« Certaines étoiles mettent plus de temps que d’autre à apparaître. Le paradoxe est le suivant : plus il fait nuit, plus ces secrets deviennent visibles. Pour finir, ils se déploient dans toute leur splendeur ; et ce sont ces choses même que nous dissimulons, ces choses dont nous avons le plus honte, dont nous nous servons pour nous guider. »

Galilée – Clive Barker  Éditions BRAGELONNE

Midnight Meat Train, c’est la rencontre plutôt inattendue entre Clive Barker le maître d’une épouvante sociale et organique et le réalisateur japonais survolté d’Azumi ou de Versus, des films déjantés d’exploitation ou les ballets chorégraphiques se mêlent à la franche rigolade.

Il est étonnant de les voir réunis sur  un long-métrage américain surtout quand il adapte l’une des nouvelles les plus sanglantes du premier volume de Livres de sang de Barker.

Au final, Midnight Meat Train est tout bonnement un bon film d’épouvante. Le résultat même s’il n’atteint pas la réussite de Candyman qui reste la référence en termes d’adaptations de l’écrivain britannique, est digne du cinéma horrifique des années 70 qui n’hésite pas à mettre mal à l’aise son spectateur pour l’interroger sur la société.

Mais que raconte le film :

Leon Kauffman est un photographe qui peine à vivre de son art. Lorsqu’on lui propose une exposition au sein d’une galerie reconnue il est prêt à tout pour fournir des clichés de qualité. Il décide alors d’arpenter les rues afin de capturer un autre visage de New-York. Ces pérégrinations nocturnes vont le confronter à un terrible boucher qui sévit dans le dernier métro…
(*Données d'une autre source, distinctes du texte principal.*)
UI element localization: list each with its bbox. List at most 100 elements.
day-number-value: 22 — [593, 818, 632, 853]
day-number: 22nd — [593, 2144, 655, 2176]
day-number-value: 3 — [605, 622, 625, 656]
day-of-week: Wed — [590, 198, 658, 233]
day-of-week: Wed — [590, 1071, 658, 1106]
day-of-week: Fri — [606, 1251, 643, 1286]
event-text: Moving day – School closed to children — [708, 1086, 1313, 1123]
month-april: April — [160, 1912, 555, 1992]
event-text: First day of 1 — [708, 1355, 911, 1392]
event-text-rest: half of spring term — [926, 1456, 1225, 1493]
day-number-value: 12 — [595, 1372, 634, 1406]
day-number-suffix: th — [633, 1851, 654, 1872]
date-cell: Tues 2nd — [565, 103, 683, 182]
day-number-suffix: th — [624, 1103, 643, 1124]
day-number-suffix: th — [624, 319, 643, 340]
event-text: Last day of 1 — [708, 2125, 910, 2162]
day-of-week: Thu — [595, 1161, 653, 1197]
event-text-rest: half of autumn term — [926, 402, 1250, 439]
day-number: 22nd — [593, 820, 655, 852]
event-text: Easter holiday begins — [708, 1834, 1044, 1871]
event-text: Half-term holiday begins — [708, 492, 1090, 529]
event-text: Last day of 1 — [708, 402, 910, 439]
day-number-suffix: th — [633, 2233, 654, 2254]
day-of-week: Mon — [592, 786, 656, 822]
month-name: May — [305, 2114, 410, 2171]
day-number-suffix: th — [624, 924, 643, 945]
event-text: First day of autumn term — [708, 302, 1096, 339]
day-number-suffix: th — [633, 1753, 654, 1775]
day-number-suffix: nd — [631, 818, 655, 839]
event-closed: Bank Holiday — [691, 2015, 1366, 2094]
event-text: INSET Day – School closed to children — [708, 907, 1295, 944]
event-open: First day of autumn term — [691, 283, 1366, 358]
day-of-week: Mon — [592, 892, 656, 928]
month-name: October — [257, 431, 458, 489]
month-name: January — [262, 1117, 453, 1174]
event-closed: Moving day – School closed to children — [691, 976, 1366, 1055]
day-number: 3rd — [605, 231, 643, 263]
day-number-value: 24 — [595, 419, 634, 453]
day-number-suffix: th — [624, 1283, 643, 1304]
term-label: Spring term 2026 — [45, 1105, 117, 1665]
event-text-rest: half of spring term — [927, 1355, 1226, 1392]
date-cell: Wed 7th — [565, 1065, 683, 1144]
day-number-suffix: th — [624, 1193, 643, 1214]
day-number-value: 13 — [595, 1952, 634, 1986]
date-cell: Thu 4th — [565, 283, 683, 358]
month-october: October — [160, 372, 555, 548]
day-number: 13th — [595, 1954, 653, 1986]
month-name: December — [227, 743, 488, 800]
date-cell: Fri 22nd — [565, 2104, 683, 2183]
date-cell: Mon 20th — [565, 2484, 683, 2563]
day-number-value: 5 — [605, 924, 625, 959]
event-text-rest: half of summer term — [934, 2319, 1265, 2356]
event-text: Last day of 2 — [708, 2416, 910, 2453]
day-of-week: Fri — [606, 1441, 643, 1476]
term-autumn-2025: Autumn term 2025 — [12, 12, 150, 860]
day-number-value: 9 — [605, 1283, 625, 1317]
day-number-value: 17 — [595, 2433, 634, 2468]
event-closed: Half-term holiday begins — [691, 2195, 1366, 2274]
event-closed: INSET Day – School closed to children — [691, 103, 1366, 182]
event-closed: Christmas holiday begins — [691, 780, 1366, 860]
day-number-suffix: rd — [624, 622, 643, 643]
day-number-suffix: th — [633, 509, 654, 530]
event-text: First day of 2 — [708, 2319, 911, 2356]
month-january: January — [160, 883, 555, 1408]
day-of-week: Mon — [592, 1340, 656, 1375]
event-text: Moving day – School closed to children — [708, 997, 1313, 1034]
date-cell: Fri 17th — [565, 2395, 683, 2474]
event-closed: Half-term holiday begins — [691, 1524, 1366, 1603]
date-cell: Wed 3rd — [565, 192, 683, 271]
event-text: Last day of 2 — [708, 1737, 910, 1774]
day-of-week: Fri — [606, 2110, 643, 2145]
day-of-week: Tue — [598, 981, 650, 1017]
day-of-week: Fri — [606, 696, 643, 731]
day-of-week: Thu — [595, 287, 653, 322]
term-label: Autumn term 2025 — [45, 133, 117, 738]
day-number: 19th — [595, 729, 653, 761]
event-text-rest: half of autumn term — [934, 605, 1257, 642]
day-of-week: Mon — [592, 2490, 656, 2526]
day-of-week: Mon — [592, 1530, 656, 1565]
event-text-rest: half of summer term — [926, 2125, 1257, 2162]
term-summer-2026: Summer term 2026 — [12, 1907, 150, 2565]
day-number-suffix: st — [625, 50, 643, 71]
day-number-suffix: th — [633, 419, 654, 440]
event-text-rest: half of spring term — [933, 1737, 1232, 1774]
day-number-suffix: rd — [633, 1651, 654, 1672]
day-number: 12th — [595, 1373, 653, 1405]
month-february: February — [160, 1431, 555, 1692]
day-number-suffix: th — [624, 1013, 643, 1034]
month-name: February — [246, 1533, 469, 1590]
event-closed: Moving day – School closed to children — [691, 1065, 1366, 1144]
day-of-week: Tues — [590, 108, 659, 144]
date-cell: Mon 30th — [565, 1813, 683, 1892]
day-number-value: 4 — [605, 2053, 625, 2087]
Kitamura à la différence de nombreux réalisateurs au style visuel mécanique et sans personnalité, nous offre des plans de toute beauté grâce à une photographie bleutée très travaillée et un sens du cadre digne d’un John Carpenter. Ces choix de mise en scène sont renforcés par le métier du héros : photographe d’art. La lumière froide et glaçante des grands centres urbains est ainsi parfaitement rendue, la compostions très géométrique de ces plans avec beaucoup de surcadrages nous fait ressentir la solitude vécue par le personnage dans un univers déshumanisé.  Pour autant, on retrouve dans les scènes de meurtres, le découpage des films japonais de Kitamura. Durant ces instants, le cinéaste évolue vers une mise en scène où l’espace et temps se délient. Usant de mouvements de caméra opératiques, passant du ralenti à une succession de plans cuts, le cinéaste nous donne à voir des corps décharnés, des énucléations et autres joyeusetés. Au travers de la mise en scène, le réalisateur japonais adopte le regard du photographe dont l’univers esthétisant se colore au fur à mesure de sang.

À ce titre on peut regretter l’emploi d’un sang en image de synthèse sur certaines scènes qui amenuise l’effet gore. Peut-être une concession faite aux censeurs qui auraient demandé selon la rumeur de nombreuses coupes au film.

Le constat de Clive Barker sur notre monde est sans appel, l’homme est un monstre sanguinaire qui dissimule sa folie et sa violence derrière les oripeaux de la civilisation. La citation en ouverture de cette critique est à ce titre révélatrice.

Midnight Meat Train est une bonne illustration de cette vision assez sombre de notre monde avec une galerie de personnages pas vraiment héroïques. À ce titre, Léon, le protagoniste principal découvre à travers sa traque du tueur, ses propres zones d’ombres.

Sans humour gênant, sans ironie post Scream, sans suivre les modes dominantes, Kitamura renoue avec le cinéma d’horreur à l’ancienne et conclut son film sur une note dépressive plutôt salvatrice dans un paysage cinématographique de plus en plus conformiste.

Le scénario de Jeff Buhler est le maillon faible du film, allongeant parfois artificiellement l’intrigue de la nouvelle, usant de raccourcis faciles comme avec Maya la petite amie du héros qui change trop vite d’avis. Mais n’ayez crainte, le script souffre simplement d’être juste bon alors que la mise en scène de Kitamura et la richesse de l’univers de Barker auraient mérité tellement plus.

Film ou l’horreur se mêle au quotidien, parabole de la déshumanisation de nos grandes ville, satire sanglante du milieu de l’art et de son rapport à la violence, Midnight Meat Train est tout simplement un excellent film de genre.